Comparison of missed alarm rate of different algorithms.

Comparison of false alarm among different algorithms.
It can be seen from the experimental results of Figs. 6 and 7 that, under different sample sets, the algorithm in this paper detects satellite image targets in high-pressure dense channels, and its missed alarm rate and false alarm rate are significantly lower than the other two algorithms. The missed alarm rate and false alarm rate of the algorithm in this paper are both lower than 1.4%. However, the missed alarm rate and false alarm rate using the algorithm of literature [6] and the algorithm of literature [7] are both higher than 2.0%. Experimental results show that for different sample sets, the algorithm in this paper can effectively identify satellite image targets in high-pressure dense channels. The algorithm in this paper can accurately identify positive samples and negative samples, and can be applied to the actual application of different types of target detection in high-pressure dense channel satellite images.
By virtue of its powerful learning ability and feature extraction ability, deep learning methods can learn high-level abstract features of images, and avoid a large number of artificial feature design and parameter adjustment with relatively strong subjectivity, so that the model has stronger generalization ability. Convolutional neural network is the most commonly used deep learning algorithm in the field of target detection. In this paper, convolution neural network is mainly used to extract the feature map of high-voltage dense channel satellite images. Targeted algorithm optimization, the feature map is sampled by regular area, and the depth feature is obtained by convolution operation of pool layer. In the connection layer, the target detection in high-voltage dense channel satellite images is realized. Experiments on NWPU VHR-9 data set show that the algorithm is effective in image target detection. The main work of this paper is summarized as follows: A high-voltage dense channel satellite target detection algorithm based on deep learning is proposed. This paper introduces convolutional neural network, which solves the problem of gradient disappearance in deep network, and at the same time, deeper network level can enable the network to extract better high-level semantic features. Optimize the training part of convolutional neural network, and use rules to sample the upper feature sampling map of the input area, so that multi-level features can be fused, taking into account the advantages of different levels of feature information, and greatly improving the detection performance of small targets without increasing the computational complexity. The depth feature of the target area is extracted from the residual block group, and the remaining targets are obtained by overlapping detection frames, thus completing the target detection of satellite images in high-voltage dense channels. The performance of the proposed algorithm for target detection is verified by comparative experiments on the open source NWPU VHR-9 image data set. The fluctuation of P-R curve is small, and the prediction probability of test data is high. The average precision is higher than 99%, the false alarm rate is lower than 1.4%, and the false alarm rate is 1.4%.

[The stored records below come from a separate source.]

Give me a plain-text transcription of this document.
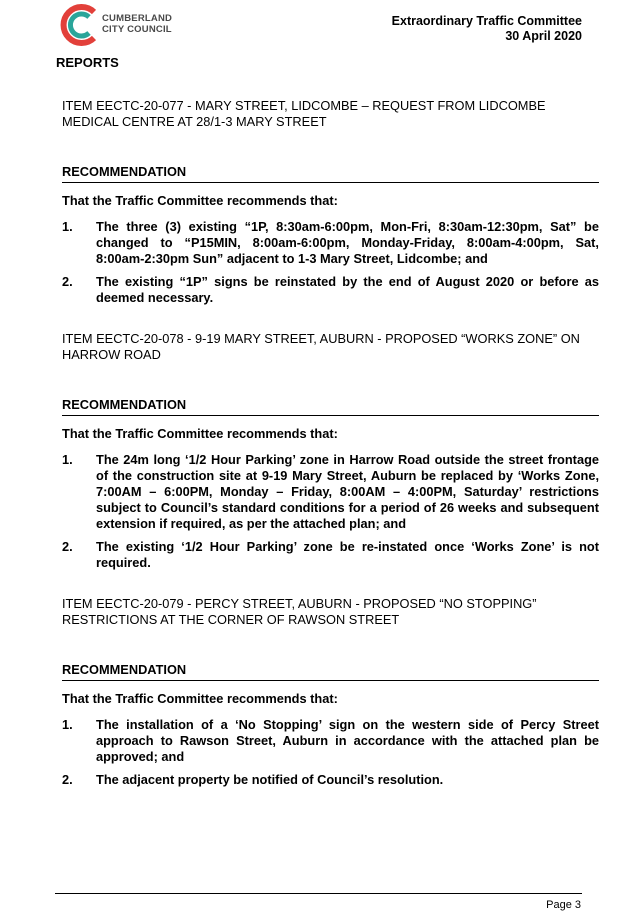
CUMBERLAND
CITY COUNCIL
Extraordinary Traffic Committee
30 April 2020
REPORTS

ITEM EECTC-20-077 - MARY STREET, LIDCOMBE – REQUEST FROM LIDCOMBE MEDICAL CENTRE AT 28/1-3 MARY STREET

RECOMMENDATION

That the Traffic Committee recommends that:

1.	The three (3) existing “1P, 8:30am-6:00pm, Mon-Fri, 8:30am-12:30pm, Sat” be changed to “P15MIN, 8:00am-6:00pm, Monday-Friday, 8:00am-4:00pm, Sat, 8:00am-2:30pm Sun” adjacent to 1-3 Mary Street, Lidcombe; and
2.	The existing “1P” signs be reinstated by the end of August 2020 or before as deemed necessary.

ITEM EECTC-20-078 - 9-19 MARY STREET, AUBURN - PROPOSED “WORKS ZONE” ON HARROW ROAD

RECOMMENDATION

That the Traffic Committee recommends that:

1.	The 24m long ‘1/2 Hour Parking’ zone in Harrow Road outside the street frontage of the construction site at 9-19 Mary Street, Auburn be replaced by ‘Works Zone, 7:00AM – 6:00PM, Monday – Friday, 8:00AM – 4:00PM, Saturday’ restrictions subject to Council’s standard conditions for a period of 26 weeks and subsequent extension if required, as per the attached plan; and
2.	The existing ‘1/2 Hour Parking’ zone be re-instated once ‘Works Zone’ is not required.

ITEM EECTC-20-079 - PERCY STREET, AUBURN - PROPOSED “NO STOPPING” RESTRICTIONS AT THE CORNER OF RAWSON STREET

RECOMMENDATION

That the Traffic Committee recommends that:

1.	The installation of a ‘No Stopping’ sign on the western side of Percy Street approach to Rawson Street, Auburn in accordance with the attached plan be approved; and
2.	The adjacent property be notified of Council’s resolution.
Page 3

However, high-voltage dense channel satellite targets are complex and diverse, so it is difficult to classify and regress them accurately, and there is still much room for improvement. Therefore, it is necessary to further improve the performance of target attitude extraction, real-time tracking under limited sample data, optimize the extraction accuracy and improve the real-time performance of the algorithm.
Footnotes
Declarations
The authors declare that there are no conflicts of interest regarding the publication of this paper.
Acknowledgments
The study was supported by Taizhou Vocational College of Science and Technology Jiamu Talent Training Plan (NO. 2022JM018).